Spielziel: Gemeinsames Erlebnis, Austausch, Partizipation
Anzahl Teilnehmende: Familien, Gäste
Alter: 5+
Dauer: 1-6h
Material: Wanderkarte, Gipfeldose (z.B. alte Kaffeedose, Holzschachtel mit befestigtem Strick), kleine Überraschungen (z.B. bunte Perlen, Sterne, Herzen oder Klammern aus Holz, bunte Kieselsteine, Muscheln)
Mögliche Fragen
- Was hat dir bis jetzt am meisten gefallen?
- Was hast du dir aus der Gipfeldose genommen, warum gerade das?
- Welches lustiges (heikles) Abenteuer hast du schonmal bei einer Wanderung erlebt?
- Woran erinnert dich die Landschaft oder die Aussicht? Wie fühlst du dich dabei?
- Wohin gehen wir beim nächsten Mal und was wollt ihr erleben?
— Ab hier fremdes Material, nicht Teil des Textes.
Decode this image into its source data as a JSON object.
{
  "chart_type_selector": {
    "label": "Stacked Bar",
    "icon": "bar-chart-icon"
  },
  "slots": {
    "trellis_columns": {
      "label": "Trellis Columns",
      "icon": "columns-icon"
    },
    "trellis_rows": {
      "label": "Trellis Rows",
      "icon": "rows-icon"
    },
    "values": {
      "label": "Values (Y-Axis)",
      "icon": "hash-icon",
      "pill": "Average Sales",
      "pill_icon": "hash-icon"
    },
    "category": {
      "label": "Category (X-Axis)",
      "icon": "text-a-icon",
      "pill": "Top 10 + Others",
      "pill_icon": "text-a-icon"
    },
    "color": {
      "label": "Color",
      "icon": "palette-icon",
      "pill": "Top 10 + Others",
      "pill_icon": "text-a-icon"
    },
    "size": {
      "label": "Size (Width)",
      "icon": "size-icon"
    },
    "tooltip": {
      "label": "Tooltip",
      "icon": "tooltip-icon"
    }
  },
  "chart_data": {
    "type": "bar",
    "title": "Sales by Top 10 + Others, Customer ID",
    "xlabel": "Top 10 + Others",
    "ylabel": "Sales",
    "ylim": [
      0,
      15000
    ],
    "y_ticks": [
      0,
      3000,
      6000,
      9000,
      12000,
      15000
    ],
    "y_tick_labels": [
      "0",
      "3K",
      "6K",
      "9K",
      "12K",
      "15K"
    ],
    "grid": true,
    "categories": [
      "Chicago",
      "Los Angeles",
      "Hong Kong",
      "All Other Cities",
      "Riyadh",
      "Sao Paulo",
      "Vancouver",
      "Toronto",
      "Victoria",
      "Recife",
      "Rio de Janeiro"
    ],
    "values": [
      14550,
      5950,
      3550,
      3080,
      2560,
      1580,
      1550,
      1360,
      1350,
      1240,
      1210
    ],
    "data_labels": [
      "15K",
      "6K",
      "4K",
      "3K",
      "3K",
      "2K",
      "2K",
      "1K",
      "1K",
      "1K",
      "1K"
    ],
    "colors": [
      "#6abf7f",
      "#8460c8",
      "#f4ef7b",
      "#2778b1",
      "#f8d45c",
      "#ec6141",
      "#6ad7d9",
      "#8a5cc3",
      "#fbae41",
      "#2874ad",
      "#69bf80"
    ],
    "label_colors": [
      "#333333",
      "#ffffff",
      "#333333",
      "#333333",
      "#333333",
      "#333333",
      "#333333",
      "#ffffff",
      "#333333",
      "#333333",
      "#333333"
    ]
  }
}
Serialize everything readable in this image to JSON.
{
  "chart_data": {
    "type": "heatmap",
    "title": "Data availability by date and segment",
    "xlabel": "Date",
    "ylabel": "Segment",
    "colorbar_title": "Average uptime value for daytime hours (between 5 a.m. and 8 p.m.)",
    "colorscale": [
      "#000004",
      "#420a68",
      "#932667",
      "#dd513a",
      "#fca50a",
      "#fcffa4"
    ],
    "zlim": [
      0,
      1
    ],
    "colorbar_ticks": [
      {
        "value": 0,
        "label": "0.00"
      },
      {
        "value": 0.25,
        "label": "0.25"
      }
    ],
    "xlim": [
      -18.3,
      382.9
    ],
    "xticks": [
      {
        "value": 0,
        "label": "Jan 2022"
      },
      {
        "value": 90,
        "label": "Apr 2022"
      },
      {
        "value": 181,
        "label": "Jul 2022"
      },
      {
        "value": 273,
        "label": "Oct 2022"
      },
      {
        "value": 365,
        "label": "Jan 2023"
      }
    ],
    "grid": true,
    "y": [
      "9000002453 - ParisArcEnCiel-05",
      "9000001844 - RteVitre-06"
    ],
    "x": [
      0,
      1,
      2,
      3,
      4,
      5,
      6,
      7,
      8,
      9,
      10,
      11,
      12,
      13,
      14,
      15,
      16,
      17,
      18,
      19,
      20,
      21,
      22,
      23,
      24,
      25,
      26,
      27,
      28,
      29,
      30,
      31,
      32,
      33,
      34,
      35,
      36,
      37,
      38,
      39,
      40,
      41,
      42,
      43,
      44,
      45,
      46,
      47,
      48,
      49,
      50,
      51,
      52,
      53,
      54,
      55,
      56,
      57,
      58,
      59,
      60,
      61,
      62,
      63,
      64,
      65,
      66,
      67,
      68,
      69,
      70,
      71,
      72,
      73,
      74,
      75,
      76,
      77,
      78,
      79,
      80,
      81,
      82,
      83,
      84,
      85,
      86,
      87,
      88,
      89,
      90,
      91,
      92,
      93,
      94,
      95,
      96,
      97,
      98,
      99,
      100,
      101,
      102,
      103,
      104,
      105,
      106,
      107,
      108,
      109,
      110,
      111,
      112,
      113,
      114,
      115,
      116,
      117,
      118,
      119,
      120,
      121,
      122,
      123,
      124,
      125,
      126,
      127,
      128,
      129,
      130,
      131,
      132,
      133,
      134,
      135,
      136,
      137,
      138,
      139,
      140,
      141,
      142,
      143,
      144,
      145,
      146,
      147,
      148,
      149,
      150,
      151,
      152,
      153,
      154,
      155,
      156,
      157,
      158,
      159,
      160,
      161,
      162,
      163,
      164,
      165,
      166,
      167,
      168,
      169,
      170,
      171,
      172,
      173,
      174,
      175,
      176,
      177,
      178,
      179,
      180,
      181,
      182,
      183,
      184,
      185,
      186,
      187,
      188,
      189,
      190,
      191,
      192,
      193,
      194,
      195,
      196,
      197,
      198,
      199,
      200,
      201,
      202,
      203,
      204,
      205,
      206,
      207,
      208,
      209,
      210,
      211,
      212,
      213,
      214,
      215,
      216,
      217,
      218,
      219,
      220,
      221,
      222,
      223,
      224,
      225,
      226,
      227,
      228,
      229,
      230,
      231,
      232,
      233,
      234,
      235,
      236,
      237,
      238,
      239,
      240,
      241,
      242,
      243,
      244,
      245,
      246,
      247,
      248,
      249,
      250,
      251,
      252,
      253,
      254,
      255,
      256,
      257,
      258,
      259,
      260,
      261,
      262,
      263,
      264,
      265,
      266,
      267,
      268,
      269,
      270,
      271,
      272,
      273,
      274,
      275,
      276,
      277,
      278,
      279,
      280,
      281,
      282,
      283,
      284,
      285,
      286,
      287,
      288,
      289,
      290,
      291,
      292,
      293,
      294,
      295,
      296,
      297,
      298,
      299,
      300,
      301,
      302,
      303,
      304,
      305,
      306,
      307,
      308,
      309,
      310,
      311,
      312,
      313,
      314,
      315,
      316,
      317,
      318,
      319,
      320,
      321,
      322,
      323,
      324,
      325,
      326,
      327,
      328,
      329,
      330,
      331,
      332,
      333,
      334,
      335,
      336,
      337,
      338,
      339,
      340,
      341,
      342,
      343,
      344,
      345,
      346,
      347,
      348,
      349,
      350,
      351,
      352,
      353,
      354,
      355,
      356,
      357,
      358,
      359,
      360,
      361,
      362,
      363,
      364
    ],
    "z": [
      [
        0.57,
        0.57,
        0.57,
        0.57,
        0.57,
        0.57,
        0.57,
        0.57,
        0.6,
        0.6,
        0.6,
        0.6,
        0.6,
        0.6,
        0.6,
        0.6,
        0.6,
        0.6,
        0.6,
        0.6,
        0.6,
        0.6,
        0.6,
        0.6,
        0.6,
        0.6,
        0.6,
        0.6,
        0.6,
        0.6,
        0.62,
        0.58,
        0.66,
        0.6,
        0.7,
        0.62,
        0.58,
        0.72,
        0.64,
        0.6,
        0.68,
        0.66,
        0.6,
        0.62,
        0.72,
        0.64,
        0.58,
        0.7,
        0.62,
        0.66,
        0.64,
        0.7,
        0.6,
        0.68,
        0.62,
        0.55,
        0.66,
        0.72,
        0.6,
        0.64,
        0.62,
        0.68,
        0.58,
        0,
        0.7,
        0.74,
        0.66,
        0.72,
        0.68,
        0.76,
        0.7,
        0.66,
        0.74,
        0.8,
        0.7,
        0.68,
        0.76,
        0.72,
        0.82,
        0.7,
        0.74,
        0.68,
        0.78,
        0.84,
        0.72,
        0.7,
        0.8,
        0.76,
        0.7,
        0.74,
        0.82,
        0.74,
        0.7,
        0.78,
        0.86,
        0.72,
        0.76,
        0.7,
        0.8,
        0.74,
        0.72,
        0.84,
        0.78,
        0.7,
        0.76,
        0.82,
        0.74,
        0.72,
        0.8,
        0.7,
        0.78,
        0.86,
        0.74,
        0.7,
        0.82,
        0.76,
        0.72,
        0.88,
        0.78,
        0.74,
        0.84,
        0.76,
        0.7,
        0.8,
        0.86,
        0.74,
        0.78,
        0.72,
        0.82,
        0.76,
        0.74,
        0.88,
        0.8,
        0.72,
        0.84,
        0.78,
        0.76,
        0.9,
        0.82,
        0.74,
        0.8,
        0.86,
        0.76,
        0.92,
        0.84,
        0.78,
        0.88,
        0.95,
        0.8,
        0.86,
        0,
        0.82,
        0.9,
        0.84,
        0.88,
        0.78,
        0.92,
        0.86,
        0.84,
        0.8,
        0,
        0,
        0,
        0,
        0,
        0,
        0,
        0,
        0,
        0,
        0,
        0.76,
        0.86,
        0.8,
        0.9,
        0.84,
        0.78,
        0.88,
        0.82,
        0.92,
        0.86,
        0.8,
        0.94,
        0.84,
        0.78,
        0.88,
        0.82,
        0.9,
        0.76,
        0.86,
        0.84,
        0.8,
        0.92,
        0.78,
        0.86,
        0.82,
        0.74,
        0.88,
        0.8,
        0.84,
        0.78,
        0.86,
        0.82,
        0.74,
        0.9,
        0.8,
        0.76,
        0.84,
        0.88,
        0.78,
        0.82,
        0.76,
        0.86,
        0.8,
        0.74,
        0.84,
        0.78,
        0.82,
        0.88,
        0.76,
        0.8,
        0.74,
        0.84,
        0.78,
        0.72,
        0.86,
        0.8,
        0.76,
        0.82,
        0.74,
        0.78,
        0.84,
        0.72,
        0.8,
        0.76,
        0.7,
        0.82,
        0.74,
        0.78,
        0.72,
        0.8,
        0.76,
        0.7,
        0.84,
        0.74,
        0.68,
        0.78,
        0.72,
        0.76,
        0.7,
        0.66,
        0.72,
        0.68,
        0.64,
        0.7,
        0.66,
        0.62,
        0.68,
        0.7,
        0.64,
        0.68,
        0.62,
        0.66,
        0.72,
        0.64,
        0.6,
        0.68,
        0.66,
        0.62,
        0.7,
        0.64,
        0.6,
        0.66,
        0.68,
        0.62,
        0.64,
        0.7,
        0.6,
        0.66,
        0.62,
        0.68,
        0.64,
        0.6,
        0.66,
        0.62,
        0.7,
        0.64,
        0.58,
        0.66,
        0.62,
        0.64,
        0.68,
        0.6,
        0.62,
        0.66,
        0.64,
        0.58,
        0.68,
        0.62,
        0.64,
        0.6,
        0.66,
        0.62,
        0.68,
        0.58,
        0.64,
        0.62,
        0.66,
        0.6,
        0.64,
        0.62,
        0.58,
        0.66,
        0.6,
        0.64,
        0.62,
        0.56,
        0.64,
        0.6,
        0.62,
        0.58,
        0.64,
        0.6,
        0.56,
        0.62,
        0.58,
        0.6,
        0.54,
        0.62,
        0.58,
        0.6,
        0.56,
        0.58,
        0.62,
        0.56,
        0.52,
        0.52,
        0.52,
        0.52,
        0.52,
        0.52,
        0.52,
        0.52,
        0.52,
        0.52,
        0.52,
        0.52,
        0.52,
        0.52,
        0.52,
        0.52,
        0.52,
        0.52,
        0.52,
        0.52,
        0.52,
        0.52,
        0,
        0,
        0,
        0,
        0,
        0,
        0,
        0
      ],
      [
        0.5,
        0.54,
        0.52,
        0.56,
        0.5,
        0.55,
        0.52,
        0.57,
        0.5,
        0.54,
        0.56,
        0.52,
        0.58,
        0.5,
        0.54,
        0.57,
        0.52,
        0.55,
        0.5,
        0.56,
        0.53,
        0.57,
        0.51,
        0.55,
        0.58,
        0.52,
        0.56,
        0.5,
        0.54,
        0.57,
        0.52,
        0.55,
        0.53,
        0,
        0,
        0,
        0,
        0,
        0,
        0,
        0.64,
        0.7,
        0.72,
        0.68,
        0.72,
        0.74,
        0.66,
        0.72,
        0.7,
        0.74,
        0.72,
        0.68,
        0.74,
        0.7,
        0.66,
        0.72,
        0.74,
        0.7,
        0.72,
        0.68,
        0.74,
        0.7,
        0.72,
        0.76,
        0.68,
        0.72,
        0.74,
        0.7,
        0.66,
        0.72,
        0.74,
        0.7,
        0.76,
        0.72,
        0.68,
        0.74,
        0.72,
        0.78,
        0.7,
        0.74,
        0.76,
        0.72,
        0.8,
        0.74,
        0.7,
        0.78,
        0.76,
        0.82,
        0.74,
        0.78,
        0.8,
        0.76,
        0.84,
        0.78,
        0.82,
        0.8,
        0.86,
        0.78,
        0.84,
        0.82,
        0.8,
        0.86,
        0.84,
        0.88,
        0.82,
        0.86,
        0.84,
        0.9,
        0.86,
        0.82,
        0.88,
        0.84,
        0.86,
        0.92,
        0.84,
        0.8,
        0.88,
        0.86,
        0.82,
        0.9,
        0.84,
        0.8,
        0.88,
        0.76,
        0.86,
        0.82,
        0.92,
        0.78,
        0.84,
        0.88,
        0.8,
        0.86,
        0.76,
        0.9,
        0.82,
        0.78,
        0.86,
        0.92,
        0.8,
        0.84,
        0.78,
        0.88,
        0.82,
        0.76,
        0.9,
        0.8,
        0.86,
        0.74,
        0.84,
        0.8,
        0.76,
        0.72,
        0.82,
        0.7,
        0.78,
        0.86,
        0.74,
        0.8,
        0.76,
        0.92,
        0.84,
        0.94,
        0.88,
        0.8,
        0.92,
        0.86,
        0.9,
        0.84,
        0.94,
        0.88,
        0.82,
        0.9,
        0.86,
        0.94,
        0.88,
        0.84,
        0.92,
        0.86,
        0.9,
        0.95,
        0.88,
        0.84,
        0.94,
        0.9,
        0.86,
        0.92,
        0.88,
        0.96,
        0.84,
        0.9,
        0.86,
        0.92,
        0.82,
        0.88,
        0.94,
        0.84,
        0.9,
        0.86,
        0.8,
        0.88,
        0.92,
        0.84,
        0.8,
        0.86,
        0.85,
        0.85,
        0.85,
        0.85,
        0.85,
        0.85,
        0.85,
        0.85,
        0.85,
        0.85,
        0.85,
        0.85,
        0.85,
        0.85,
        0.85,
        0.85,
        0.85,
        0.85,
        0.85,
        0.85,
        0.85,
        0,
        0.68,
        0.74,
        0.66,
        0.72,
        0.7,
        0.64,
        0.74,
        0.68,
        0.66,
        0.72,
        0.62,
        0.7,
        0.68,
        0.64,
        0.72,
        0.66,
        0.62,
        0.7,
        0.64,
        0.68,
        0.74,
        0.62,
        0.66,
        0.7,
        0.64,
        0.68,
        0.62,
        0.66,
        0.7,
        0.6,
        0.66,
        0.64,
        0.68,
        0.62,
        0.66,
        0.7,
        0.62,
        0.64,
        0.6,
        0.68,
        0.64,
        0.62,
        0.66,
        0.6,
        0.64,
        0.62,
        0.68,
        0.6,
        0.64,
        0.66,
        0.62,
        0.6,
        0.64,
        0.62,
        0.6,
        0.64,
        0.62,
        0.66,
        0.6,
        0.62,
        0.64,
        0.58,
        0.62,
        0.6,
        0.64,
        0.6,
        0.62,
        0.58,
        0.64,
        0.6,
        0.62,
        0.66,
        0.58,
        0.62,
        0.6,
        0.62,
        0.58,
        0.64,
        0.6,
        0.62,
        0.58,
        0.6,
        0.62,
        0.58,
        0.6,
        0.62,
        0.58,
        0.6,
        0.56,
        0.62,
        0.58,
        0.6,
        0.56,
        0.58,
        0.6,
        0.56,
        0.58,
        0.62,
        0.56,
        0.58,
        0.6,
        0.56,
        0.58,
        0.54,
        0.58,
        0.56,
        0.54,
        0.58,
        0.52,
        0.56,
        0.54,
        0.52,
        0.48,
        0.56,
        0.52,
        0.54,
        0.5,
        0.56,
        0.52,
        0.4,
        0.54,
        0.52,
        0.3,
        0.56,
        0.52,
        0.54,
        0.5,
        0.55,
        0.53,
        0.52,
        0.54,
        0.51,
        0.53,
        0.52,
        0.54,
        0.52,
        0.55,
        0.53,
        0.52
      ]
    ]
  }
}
- In welcher Sprache oder wie sonst habt ihr euch unterhalten?
- Wart ihr, als Eltern, damit zufrieden, dass und wie die Lehrpersonen festgelegt haben, z.B. wohin die Wanderung geht und wer die Gipfeldose füllt? Wenn nicht: Wie soll zukünftig entschieden werden, z.B. alle oder nur Motivierte einbeziehen, anderen Ort oder günstigere Tageszeit für ein Treffen wählen?
- Wer hat Lust, in einem kurzen Video für unsere Schul- oder Vereinswebseite zu erzählen, wie du «Gipfelglück» erlebt hast?
Variationen
- Eine flache Wanderung am Bach, in einem Park oder auf einem Vitaparcours: Hier können auch die jüngsten Geschwister im Kinder-, Leiterwagen, Tragetuch oder -rucksack mitkommen.
- In die Gipfeldose zusätzlich ein Gipfelbuch reinlegen. In dieses können Jugendliche beglückende Worte schreiben oder Kinder zeichnen. Mit jedem weiteren «Gipfelglück» füllt sich das Buch und wird zu einem wertvollen Erinnerungsstück.
Impulse
- Die Gipfeldose motiviert alle kleinen Gipfelstürmer zum Wandern und Weiterlaufen.
- Durch spontanes miteinander reden kommen wir unseren Lebenswelten näher, decken vielleicht ein Familiengeheimnis auf, lernen mit Sprachenvielfalt umzugehen und bringen eher gegenseitiges Verständnis auf.
- Gemeinsam Lachen, Fotos machen und in die Abenteuerwelt abtauchen hilft, Berührungsängste abzubauen und zu erkennen, dass wir uns manchmal sehr ähnlich sind.
- Engagieren sich Eltern in Schule oder Verein, lernen Kinder und Jugendliche, dass sich Freiwilligentätigkeit lohnt und wertgeschätzt wird: Man kann (enge) Beziehungen aufbauen, seine Erfahrungen, Ideen und Fähigkeiten einbringen und mitbestimmen.
- Entwickeln wir neue Formen der Entscheidungsfindung, die zu allen passt, wo gemeinsam verhandelt oder Entscheidungsmacht geteilt wird. Dann fühlen sich alle verantwortlich und gleichbehandelt.
- Über ein Video erfahren andere nicht nur von der Erlebniswanderung. Es macht auch die kulturelle Vielfalt unter den Beteiligten in Erzählungen, Gestik und Mimik hörbar und sichtbar. Tipp: Jugendliche für den Videodreh anfragen. Das macht ihnen Spass!